At which point, the man bit me.

So I became what is known as an “anti-Kyojin,” or anti-Giants fan. For me, who wins each game doesn’t matter . . . as long as the Giants lose.

I was assisted in this development from two sources:

First, by the simple knowledge that Japan holds a bulging army of anti-Giants fans, people like me, who bounce to work with big grins on their faces whenever the Giants blow one.

And then second, by the support of my Japanese bride — whose knowledge of sports roughly equates my understanding of Sanskrit. Yet, she had been raised the dutiful daughter of a rabid anti-Giants fan, who would punch off the TV whenever Yomiuri began to win.

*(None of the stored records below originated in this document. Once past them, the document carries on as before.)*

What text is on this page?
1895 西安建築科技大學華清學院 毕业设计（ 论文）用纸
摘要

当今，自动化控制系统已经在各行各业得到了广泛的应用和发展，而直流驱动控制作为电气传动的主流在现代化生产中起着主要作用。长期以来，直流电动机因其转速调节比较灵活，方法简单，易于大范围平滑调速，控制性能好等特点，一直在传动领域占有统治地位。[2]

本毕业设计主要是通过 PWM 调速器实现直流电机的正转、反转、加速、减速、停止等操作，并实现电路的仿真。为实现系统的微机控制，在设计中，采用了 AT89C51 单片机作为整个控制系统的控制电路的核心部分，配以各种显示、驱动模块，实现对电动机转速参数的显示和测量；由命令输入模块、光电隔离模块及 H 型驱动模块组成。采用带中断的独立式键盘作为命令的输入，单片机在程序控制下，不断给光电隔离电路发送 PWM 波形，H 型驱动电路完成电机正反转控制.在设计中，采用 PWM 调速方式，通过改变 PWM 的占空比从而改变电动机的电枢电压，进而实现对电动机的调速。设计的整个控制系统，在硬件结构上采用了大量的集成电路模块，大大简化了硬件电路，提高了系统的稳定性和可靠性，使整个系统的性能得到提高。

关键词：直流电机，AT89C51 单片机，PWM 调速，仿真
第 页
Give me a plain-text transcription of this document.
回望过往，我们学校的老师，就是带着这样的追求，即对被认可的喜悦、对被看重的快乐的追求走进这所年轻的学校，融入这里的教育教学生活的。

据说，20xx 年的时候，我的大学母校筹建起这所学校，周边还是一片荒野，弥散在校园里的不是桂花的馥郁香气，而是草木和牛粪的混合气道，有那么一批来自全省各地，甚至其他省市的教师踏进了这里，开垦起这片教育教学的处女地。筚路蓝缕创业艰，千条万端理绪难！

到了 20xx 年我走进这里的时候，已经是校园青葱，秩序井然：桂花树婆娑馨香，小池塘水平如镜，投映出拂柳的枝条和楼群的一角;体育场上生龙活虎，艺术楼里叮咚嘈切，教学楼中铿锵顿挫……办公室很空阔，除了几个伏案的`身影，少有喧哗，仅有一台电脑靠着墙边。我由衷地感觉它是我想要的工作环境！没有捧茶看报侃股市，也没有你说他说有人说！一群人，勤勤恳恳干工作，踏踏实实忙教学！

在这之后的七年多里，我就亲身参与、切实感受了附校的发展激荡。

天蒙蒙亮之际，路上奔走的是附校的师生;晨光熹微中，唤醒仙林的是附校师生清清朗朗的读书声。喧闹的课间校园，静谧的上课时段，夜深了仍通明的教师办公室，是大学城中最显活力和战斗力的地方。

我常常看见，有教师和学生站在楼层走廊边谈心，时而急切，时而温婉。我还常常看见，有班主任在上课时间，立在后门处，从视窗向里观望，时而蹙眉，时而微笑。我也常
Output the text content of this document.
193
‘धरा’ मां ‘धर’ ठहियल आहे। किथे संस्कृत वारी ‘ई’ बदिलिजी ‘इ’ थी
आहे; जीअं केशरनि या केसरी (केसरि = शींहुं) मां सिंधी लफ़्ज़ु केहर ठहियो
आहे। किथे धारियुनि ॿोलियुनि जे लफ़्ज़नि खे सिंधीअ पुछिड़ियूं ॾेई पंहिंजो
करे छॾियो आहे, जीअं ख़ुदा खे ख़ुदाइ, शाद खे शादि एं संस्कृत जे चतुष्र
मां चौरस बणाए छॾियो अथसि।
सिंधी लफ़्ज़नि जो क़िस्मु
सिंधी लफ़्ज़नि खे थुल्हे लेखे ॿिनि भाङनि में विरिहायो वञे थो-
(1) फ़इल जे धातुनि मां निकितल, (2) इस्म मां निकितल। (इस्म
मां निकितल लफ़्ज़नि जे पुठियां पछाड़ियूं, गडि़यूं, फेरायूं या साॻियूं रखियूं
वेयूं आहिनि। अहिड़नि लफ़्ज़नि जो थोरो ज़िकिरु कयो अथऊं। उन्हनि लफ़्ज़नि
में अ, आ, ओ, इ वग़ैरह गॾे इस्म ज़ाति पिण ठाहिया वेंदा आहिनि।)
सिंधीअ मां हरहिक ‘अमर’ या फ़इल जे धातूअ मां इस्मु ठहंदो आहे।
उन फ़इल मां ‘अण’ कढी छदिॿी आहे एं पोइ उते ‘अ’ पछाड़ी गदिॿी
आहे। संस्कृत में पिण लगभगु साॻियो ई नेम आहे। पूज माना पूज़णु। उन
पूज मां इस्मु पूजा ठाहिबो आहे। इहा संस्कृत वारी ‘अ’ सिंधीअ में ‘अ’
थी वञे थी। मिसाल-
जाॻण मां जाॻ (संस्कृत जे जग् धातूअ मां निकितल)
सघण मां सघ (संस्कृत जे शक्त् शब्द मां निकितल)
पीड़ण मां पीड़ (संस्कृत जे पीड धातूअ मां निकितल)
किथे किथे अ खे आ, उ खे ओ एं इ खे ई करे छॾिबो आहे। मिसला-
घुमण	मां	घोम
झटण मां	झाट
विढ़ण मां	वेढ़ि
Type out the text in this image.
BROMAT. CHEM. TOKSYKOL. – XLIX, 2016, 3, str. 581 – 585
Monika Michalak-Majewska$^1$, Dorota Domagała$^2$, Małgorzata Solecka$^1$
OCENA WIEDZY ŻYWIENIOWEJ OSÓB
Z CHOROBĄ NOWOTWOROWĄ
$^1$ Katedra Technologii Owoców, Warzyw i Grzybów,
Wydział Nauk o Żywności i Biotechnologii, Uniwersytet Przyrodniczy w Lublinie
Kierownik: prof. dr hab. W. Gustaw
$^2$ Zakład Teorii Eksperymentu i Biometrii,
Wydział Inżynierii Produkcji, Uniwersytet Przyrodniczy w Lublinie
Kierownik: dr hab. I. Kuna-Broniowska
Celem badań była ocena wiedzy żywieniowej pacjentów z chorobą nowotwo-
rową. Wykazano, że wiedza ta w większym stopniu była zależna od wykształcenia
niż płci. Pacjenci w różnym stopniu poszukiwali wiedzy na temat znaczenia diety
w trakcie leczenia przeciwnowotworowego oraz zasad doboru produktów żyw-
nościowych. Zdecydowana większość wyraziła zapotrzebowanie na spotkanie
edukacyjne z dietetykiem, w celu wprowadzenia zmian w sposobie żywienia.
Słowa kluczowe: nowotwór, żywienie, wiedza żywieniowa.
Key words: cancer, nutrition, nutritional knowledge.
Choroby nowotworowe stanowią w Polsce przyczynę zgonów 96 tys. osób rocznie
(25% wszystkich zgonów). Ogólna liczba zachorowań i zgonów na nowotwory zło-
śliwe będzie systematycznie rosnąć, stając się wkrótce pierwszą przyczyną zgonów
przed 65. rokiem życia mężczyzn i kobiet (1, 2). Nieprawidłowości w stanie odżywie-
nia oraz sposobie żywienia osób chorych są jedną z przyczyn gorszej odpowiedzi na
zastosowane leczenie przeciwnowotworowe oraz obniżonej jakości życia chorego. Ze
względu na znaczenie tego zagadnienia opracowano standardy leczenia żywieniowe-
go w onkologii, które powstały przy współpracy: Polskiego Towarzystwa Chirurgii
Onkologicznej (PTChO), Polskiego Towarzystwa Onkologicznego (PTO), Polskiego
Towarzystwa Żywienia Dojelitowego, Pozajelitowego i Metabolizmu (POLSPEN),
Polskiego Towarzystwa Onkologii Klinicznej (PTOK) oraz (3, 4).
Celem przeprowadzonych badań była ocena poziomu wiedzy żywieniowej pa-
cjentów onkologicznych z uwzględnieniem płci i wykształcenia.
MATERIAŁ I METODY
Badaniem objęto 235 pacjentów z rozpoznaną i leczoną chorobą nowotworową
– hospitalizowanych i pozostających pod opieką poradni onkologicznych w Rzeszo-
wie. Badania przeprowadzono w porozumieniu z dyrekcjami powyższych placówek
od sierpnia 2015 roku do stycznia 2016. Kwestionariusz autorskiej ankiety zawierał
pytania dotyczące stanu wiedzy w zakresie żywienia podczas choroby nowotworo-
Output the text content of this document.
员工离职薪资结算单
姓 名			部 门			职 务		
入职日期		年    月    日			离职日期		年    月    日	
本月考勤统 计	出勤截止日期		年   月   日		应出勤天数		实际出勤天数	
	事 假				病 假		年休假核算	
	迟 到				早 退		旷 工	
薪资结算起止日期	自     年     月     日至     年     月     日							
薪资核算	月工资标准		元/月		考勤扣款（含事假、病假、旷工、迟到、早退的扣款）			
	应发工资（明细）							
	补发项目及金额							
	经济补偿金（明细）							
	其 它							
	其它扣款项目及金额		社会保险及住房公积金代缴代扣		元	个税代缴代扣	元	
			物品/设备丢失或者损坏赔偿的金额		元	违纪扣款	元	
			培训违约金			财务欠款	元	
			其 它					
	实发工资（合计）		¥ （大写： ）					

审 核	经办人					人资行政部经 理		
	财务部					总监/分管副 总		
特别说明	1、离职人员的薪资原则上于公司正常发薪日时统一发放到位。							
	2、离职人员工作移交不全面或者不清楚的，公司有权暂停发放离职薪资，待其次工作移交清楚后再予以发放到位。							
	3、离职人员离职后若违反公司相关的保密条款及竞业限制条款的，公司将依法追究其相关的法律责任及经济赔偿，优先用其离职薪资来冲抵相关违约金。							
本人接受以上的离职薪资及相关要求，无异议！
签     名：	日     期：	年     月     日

Meaning my wife grew up with no taste for the Giants — and almost no exposure to television.

The trickle-down effect of a balanced baseball draft — which began in the mid-’60s — spelled doom for the Giants super-teams, with this last quarter century producing but three titles.

The hordes of Giants fans have thus shrunk somewhat, only to be buoyed by the ever-present Yomiuri media blitz and the birth of player free agency. For with free agency the Giants have been able to return to their old tricks of simply buying all the best talent.

Another Giants dynasty may indeed be looming in the future. Some argue this bodes well for the economy. While others claim it is a bad sign for sanity.

Whatever, each night I now sit and seethe at the banal blather of baseball announcers, gnawing at their own tongues in fits of Giants ecstasy.

My young son asks, “Dad, why don’t you turn it off? You know they’re going to win.”

“But there is always hope!” I bark back. “And I hope they lose!”

Hoping and losing. In the end, that’s exactly what we Cub fans know best.